A section 21 notice allows a landlord to evict a tenant without reason at the end of their tenancy by giving at least 2 months’ notice. The process is often referred to as a “non-fault” eviction. After the notice expires, the landlord must apply to the court for a possession order.
There is currently another route for landlords during the fixed term or outside the fixed term where the tenant is at fault. This is to serve a section 8 notice followed by court proceedings. Certain reasons must be cited for seeking possession. Some of the reasons cited mean it is at the judge’s discretion as to whether possession is given. This is a risky procedure for landlords and often more costly.
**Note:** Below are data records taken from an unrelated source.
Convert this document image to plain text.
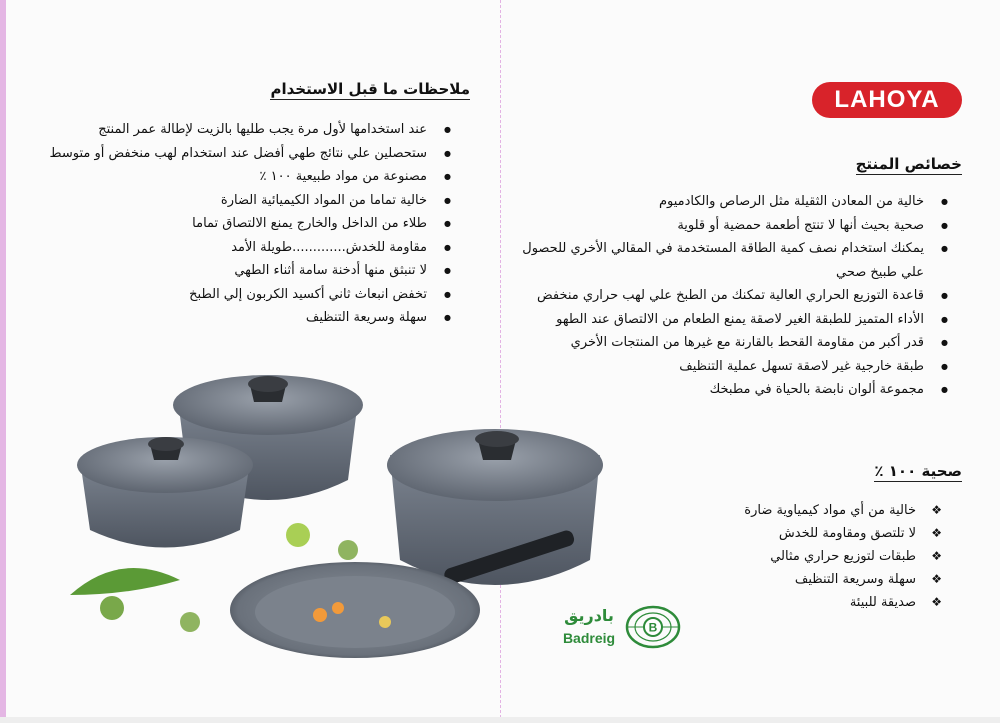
ملاحظات ما قبل الاستخدام
● عند استخدامها لأول مرة يجب طليها بالزيت لإطالة عمر المنتج
● ستحصلين علي نتائج طهي أفضل عند استخدام لهب منخفض أو متوسط
● مصنوعة من مواد طبيعية ١٠٠ ٪
● خالية تماما من المواد الكيميائية الضارة
● طلاء من الداخل والخارج يمنع الالتصاق تماما
● مقاومة للخدش.............طويلة الأمد
● لا تنبثق منها أدخنة سامة أثناء الطهي
● تخفض انبعاث ثاني أكسيد الكربون إلي الطبخ
● سهلة وسريعة التنظيف
LAHOYA
خصائص المنتج
● خالية من المعادن الثقيلة مثل الرصاص والكادميوم
● صحية بحيث أنها لا تنتج أطعمة حمضية أو قلوية
● يمكنك استخدام نصف كمية الطاقة المستخدمة في المقالي الأخري للحصول علي طبيخ صحي
● قاعدة التوزيع الحراري العالية تمكنك من الطبخ علي لهب حراري منخفض
● الأداء المتميز للطبقة الغير لاصقة يمنع الطعام من الالتصاق عند الطهو
● قدر أكبر من مقاومة القحط بالقارنة مع غيرها من المنتجات الأخري
● طبقة خارجية غير لاصقة تسهل عملية التنظيف
● مجموعة ألوان نابضة بالحياة في مطبخك
صحية ١٠٠ ٪
❖ خالية من أي مواد كيمياوية ضارة
❖ لا تلتصق ومقاومة للخدش
❖ طبقات لتوزيع حراري مثالي
❖ سهلة وسريعة التنظيف
❖ صديقة للبيئة
بادريق
Badreig
B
This means landlords often use the section 21 procedure when the tenant is at fault i.e. due to rent arrears or anti-social behaviour because the process is less risky.
The proposals include a new court system to ensure a landlord can have a more speedy repossession but only in legitimate cases, for example, where the tenant is in arrears or where there are other genuine reasons/problems with the tenant. Landlords will need to provide evidence on the reasons.
The government plans to consult on the new legislation to abolish section 21 notices.
The Residential Landlord’s Association have commented on the planned consultation and warned “there are serious dangers of getting such reforms wrong.”
According to the announcement, Section 8 evictions are also set to be reformed, with a consultation to be announced shortly.
Where does this leave landlords? There will be greater protection for the tenant as a landlord will have to give reasons for evicting a tenant.At present this is only a consultation so there has been no change in the law yet. Landlords can continue to serve section 21 notices for the time being.